ThemeCAI StudyKG‑RAG Study
FocusSafety alignment via self-critiqueKnowledge-grounded generation
LLM UsedDeepSeek-R1-8BDeepSeek-R1-7B (local)
OutcomeDramatic harm reduction for LLaMA-based modelsHallucination significantly reduced; factual clarity gained
Key takeawayArchitecture matters—reasoning supports alignmentStructured retrieval is essential for domain accuracy

Both works underscore the versatility of DeepSeek‑R1's reasoning chains: in safety-alignment and factual grounding contexts, its capacity to "think" explicitly enhances both trust and utility in domain-specific applications.

📌 Additional Notes & Enrichments

  • The CAI study uses HarmBench and shows a drop from 54% to 11% harmful responses in DeepSeek‑R1 post-constitutional prompting .

  • The KG-RAG work centers on AMD biomedical content, showing clear improvements via retrieval over silent hallucination-prone generation .

🔭 Future Research Avenues

  1. Hybrid Safety+RAG pipelines: Apply CAI within retrieval contexts to ensure both factual grounding and safe behavior.

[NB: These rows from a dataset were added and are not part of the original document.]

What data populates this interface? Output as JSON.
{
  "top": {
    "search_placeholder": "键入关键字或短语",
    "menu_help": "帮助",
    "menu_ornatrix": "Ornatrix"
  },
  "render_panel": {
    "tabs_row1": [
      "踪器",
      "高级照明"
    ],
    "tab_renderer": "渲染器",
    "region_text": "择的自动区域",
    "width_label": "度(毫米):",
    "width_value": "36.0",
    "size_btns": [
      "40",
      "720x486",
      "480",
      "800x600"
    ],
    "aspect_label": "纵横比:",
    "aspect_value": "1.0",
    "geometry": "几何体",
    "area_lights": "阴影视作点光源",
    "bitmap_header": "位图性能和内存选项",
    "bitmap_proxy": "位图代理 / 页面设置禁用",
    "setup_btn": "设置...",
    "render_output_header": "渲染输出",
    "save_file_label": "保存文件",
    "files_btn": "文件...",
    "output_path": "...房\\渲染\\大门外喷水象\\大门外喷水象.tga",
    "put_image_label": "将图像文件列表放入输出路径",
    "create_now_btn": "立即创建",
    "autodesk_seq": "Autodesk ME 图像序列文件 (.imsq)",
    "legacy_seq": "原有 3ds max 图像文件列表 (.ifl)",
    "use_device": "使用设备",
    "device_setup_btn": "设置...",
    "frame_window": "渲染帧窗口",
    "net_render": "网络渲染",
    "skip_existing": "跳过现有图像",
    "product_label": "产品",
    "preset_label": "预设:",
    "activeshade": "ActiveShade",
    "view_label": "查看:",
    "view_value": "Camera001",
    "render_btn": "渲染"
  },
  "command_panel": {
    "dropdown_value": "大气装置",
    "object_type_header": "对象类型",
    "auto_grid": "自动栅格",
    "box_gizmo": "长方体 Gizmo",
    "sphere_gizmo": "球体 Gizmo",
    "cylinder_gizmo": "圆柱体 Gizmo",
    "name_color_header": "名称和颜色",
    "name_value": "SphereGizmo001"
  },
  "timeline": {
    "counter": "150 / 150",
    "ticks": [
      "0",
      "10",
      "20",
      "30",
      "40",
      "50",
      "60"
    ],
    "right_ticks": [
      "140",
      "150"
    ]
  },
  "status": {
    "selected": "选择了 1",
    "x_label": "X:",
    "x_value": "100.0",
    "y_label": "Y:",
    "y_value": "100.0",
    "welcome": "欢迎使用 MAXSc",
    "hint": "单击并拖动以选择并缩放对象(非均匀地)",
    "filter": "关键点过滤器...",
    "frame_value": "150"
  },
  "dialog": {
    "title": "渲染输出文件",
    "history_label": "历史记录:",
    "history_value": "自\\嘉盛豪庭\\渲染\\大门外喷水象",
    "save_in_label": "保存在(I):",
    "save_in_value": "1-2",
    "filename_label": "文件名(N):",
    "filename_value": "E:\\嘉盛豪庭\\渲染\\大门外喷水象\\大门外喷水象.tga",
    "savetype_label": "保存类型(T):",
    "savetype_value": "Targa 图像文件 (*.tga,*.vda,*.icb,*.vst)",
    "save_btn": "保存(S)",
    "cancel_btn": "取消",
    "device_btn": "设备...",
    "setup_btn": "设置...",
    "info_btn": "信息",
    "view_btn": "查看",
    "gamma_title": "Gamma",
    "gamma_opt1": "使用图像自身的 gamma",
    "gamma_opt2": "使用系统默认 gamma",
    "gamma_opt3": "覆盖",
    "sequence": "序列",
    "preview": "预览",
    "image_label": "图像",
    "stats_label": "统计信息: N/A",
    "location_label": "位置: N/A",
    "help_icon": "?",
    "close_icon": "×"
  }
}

  2. Multimodal and multilingual expansion: Extend KG-RAG to image modalities (e.g., X-ray) and other languages.

  3. Adaptive Constitutional Rule-tuning: Tailor self-critique rules based on model architecture and deployment domain.

  4. Transparency frameworks: Integration of model traceability and factual-checking mechanisms, especially in clinical or sensitive environments.